Não se sabe exatamente com quem Campos Neto teria ‘contratado’ os três aumentos dos juros – certamente Campos Neto agia exclusivamente para os bancos -, mas o fato é que, se a promessa feita por ele lá atrás aos banqueiros é interpretada agora como um ‘contrato’, conforme disse Haddad em sua entrevista à EBC, como se explica que o novo presidente do BC, Gabriel Galípolo, não só tenha elevado os juros, como também prometeu um novo aumento da Selic para a próxima reunião do Copom. Teria feito, então um novo ‘contrato’?

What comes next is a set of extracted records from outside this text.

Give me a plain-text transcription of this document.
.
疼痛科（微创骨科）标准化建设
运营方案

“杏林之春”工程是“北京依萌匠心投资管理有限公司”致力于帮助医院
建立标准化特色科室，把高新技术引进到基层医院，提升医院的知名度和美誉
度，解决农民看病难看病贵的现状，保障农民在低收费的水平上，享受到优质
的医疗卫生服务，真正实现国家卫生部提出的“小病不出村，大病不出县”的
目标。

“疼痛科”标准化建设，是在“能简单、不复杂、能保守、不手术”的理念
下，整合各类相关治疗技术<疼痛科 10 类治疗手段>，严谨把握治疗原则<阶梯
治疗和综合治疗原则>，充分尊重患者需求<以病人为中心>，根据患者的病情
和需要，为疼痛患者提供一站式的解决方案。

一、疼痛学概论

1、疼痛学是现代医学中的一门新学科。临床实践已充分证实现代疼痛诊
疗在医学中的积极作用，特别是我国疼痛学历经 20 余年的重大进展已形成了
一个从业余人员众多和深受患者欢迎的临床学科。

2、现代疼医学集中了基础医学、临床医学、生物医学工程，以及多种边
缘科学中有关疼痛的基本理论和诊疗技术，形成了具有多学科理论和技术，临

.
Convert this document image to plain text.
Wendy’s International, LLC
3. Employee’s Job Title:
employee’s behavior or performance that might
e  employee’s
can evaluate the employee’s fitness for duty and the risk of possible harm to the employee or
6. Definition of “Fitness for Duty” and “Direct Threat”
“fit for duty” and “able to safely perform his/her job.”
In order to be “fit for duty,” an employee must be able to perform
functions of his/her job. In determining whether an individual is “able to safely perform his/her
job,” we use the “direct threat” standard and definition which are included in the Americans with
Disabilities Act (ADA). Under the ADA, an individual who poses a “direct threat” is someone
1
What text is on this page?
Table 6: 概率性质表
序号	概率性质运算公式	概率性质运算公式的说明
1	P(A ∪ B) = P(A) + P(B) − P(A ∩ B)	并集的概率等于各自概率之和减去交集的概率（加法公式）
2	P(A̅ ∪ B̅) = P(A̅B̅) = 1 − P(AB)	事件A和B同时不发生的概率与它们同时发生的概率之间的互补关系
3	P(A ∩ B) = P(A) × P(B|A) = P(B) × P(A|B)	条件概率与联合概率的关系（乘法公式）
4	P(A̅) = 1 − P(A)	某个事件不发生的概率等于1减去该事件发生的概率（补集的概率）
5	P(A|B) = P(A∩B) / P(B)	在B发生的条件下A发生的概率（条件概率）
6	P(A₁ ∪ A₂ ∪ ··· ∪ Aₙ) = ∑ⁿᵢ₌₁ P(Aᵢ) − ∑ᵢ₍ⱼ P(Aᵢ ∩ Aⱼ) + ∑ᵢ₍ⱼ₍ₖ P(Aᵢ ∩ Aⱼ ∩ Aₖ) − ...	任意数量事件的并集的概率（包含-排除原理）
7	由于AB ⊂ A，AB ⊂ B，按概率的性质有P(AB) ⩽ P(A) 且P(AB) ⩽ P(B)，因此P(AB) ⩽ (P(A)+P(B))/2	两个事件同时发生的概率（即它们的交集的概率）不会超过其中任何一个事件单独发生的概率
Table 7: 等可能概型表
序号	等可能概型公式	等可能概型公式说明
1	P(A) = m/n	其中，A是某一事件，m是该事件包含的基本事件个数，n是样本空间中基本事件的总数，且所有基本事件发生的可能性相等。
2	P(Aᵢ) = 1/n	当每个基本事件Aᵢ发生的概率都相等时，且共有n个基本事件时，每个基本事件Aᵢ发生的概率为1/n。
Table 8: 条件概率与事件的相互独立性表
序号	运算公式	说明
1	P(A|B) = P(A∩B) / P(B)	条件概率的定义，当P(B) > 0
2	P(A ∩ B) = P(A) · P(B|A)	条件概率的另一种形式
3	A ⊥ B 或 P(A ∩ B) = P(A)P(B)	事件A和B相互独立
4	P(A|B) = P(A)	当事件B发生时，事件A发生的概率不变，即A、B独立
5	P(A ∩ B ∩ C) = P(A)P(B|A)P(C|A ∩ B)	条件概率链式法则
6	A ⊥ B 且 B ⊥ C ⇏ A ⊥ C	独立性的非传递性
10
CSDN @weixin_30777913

O fato é que a falácia dos juros altos como instrumento de combate à atual inflação brasileira – que não é de demanda – segue na ordem do dia, como se vê nas teses da Fazenda. “Nós temos uma tarefa que é debelar o aumento dos preços que houve, isso tem que ser feito pelo executivo e pelo BC independente”, disse Haddad, após a alta do Copom. Ele alegou, também à Globonews, na mesma quinta-feira (20), que a economia estaria muito aquecida. “Recuperamos os salários e entramos em 2024 com a economia pressionada”, admitiu ele.
Ou seja, a partir dessa avaliação, de que a economia estava aquecida e ‘pressionada’, conclui-se que as decisões do BC são “técnicas” e buscam realmente combater ‘desequilíbrios’. “Os técnicos do BC são qualificados, vão fazer e buscar o melhor pelo país. Mas têm um trabalho a fazer, o Executivo também tem trabalho a fazer, marco fiscal a cumprir”, destacou Haddad.
“Vamos esse ano cumprir os nossos compromissos de meta. E o BC tem a meta de inflação também, assim como eu tenho a meta fiscal a cumprir. São metas sempre exigentes, mas que temos de buscar”, prosseguiu o ministro.
Como se pode notar, não é só a política absurda de juro alto que está sendo justificada. Também a política fiscal restritiva parece “imexível” na atual gestão. Haddad se vangloriou na mesma entrevista à Globo, que o governo aprovou um ajuste fiscal relevante no fim de 2024 e está cumprindo o arcabouço fiscal e buscando cumprir a meta de resultado primário.
Ele mesmo disse que o mercado projetava e esperava um déficit de 0,8% do PIB nas contas públicas em 2024 e que ele teria conseguido reduzir o déficit para 0,1% do PIB. “Até o FMI reconheceu esses esforço”, comemorou Haddad na entrevista. Ou seja, ele festeja o “arrocho fiscal” e os juros “técnicos” do BC.
Haddad acrescentou que, “assim como eu tenho a meta fiscal para cumprir, que é aprovada pelo Congresso Nacional, o Banco Central tem a meta a cumprir, que é a meta estabelecida pelo Conselho Monetário Nacional. São metas sempre exigentes, mas que nós temos que buscar”, disse ele. A meta de inflação – que agora é contínua – é de 3%. Uma meta considerada por diversos economistas como fora da realidade econômica brasileira.